DARMA-tasking / vt

DARMA/vt => Virtual Transport
Other
35 stars 9 forks source link

Avoid large memory footprint of subphase load data #1242

Open nlslatt opened 3 years ago

nlslatt commented 3 years ago

What Needs to be Done?

If the app doesn't reset the subphase number appropriately on every rank on each timestep, the use of dense vectors to store subphase loads will cause problems. The size of the stats data structures will increase even if a fixed number of phases worth of data is retained. This will cause the memory footprint and migration cost to increase. It will also cause many subphases worth of zero data to be output to stats files for every object on every timestep, making the sizes of the stats files unmanageable.

This problem was realized in empire and went unnoticed for a very long time. The subphase number was only being reset on rank 0. This would break load models that consider subphase loads. I'm not sure if there's a good way to call out that the subphase numbers don't match between rank 0 and other ranks.

We should consider changing the type of data structure used for storing subphase loads and/or forcing the subphase number to reset when the phase increments so that other apps don't experience this same problem.

@lifflander @PhilMiller @ppebay @bathmatt

Is your feature request related to a problem? Please describe.

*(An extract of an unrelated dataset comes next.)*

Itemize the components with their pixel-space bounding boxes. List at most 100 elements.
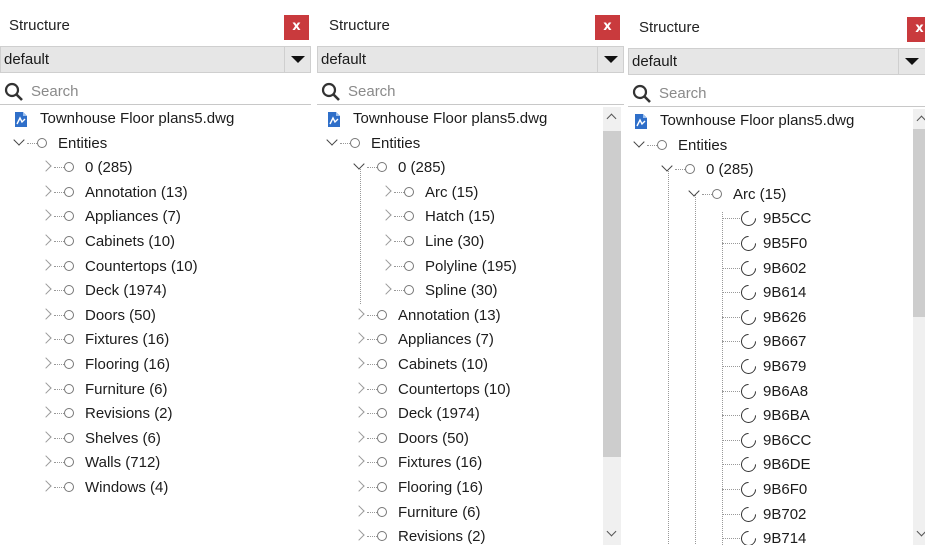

Describe potential solution outcome

Describe alternatives you've considered

Additional context

nlslatt commented 3 years ago

vt will automatically reset the subphase to zero when incrementing the phase.

nlslatt commented 3 years ago

@lifflander I tested this change on the release branch and it did not fix the empire problem because empire manages the subphase on its own, only writing subphase to vt and never reading it from vt. Are there any downsides to having apps call into ElementStats to increase the subphase number by n instead of performing that operation locally and then overwriting the vt subphase?

nlslatt commented 3 years ago

The problem that inspired opening this issue has been addressed on the empire end, so this isn't time sensitive.